Terkait Insiden Penalti, Gerrard Kritik Balotelli

Terkait Insiden Penalti, Gerrard Kritik Balotelli

- Sepakbola
Jumat, 20 Feb 2015 08:54 WIB
Terkait Insiden Penalti, Gerrard Kritik Balotelli
REUTERS/Andrew Yates
Liverpool -

Berbeda dengan sang manajer, Brendan Rodgers, yang tak mau mengomentari insiden penalti di laga kontra Besiktas, Steven Gerrard justru mengkritik tindakan Mario Balotelli yang merebut jatah penalti Jordan Henderson.

Liverpool harus susah payah mengalahkan Besiktas dengan skor 1-0 di leg pertama babak 32 besar Liga Europa, Jumat (20/2/2015) dinihari WIB, lewat gol penalti Balotelli lima menit jelang laga usai.

Sayang kepahlawanan Balotelli itu sedikit ternoda dengan cerita tak enak kala dia harus berebut mengambil tendangan penalti dengan Henderson. Meski demikian usai bikin gol Balotelli lantas menghampiri Henderson dan memeluknya.

SCROLL TO CONTINUE WITH CONTENT

Rodgers sendiri tak mau membahas soal insiden tersebut karena yang terpenting baginya The Reds bisa menang.

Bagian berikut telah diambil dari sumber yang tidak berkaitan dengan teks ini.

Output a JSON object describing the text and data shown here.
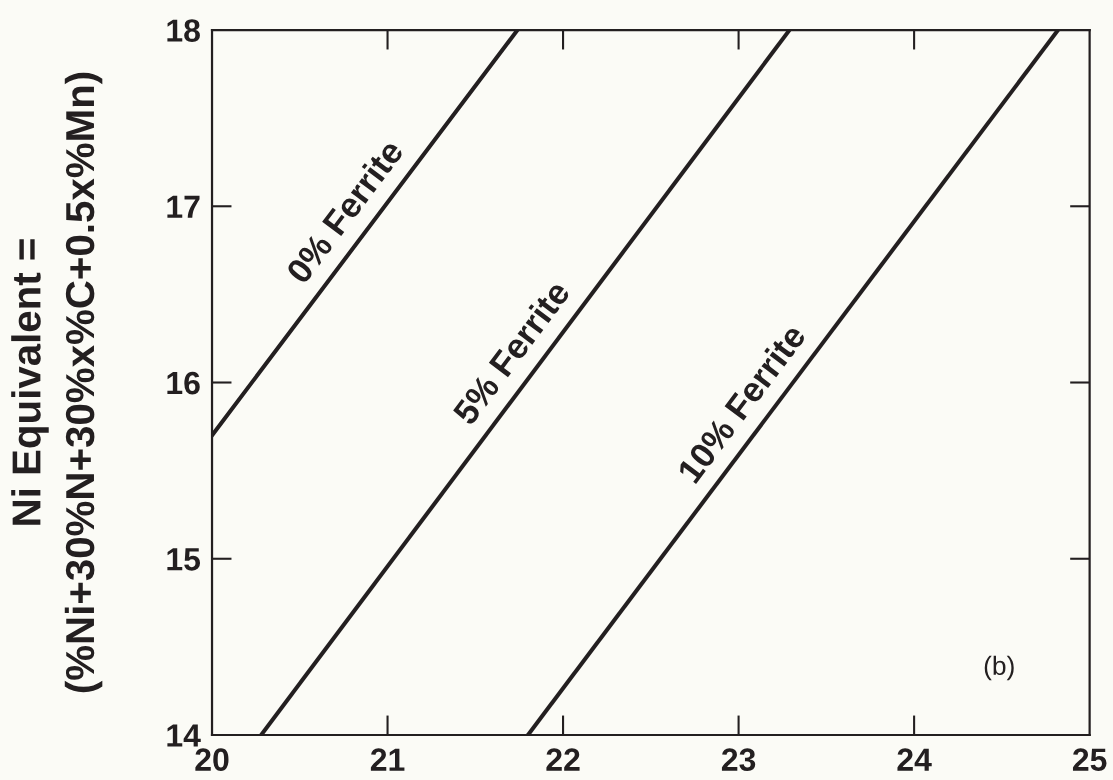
{
  "chart_data": {
    "type": "line",
    "ylabel": "Ni Equivalent =\n(%Ni+30%N+30%x%C+0.5x%Mn)",
    "xlim": [
      20,
      25
    ],
    "ylim": [
      14,
      18
    ],
    "xticks": [
      20,
      21,
      22,
      23,
      24,
      25
    ],
    "yticks": [
      14,
      15,
      16,
      17,
      18
    ],
    "series": [
      {
        "color": "#231f20",
        "x": [
          20,
          21.74
        ],
        "values": [
          15.7,
          18
        ]
      },
      {
        "color": "#231f20",
        "x": [
          20.28,
          23.29
        ],
        "values": [
          14,
          18
        ]
      },
      {
        "color": "#231f20",
        "x": [
          21.8,
          24.82
        ],
        "values": [
          14,
          18
        ]
      }
    ],
    "annotations": [
      {
        "text": "0% Ferrite",
        "x": 20.89,
        "y": 16.87
      },
      {
        "text": "5% Ferrite",
        "x": 21.84,
        "y": 16.07
      },
      {
        "text": "10% Ferrite",
        "x": 23.15,
        "y": 15.78
      },
      "(b)"
    ]
  }
}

Tapi tidak dengan Gerrard, yang menonton langsung laga tersebut dari VIP room, berkenaan dengan tugasnya sebagai komentator untuk salah satu stasiun televisi Inggris. Gerrard sendiri tengah absen beberapa pekan karena cedera hamstring.

Menurut Gerrard, Balotelli tak seharusnya melakukan hal itu karena siapa yang jadi eksekutor penalti sudah ditentukan sebelum pertandingan.

"Jordan seharusnya mengambil penalti itu. Peraturan tetap peraturan. Itu harusnya jadi jatah Henderson. Mario agak bandel di situ," ujar Gerrard seperti dikutip BBC.

"Tapi kredit untuk Mario karena dia berhasil bikin gol, tapi tidak mengenakkan tentunya melihat pesepakbola berdebat. Saya pikir Jordan sudah menangani situasi itu dengan sangat baik. Dia tahu bahwa Mario sangat ingin bikin gol. Jordan sudah melakukan hal yang tepat dan menjawab wawancara dengan sangat baik," sambungnya.

"Jordan adalah kapten dan Mario tidak menghormati Jordan, tapi dia mencetak gol yang sangat penting. Saya pikir ada enam atau tujuh pemain yang ingin mengambil penalti itu, jadi jika mereka semua ingin mengambil, apa yang terjadi? Tentu ada alasannya ketika aturan itu dibuat."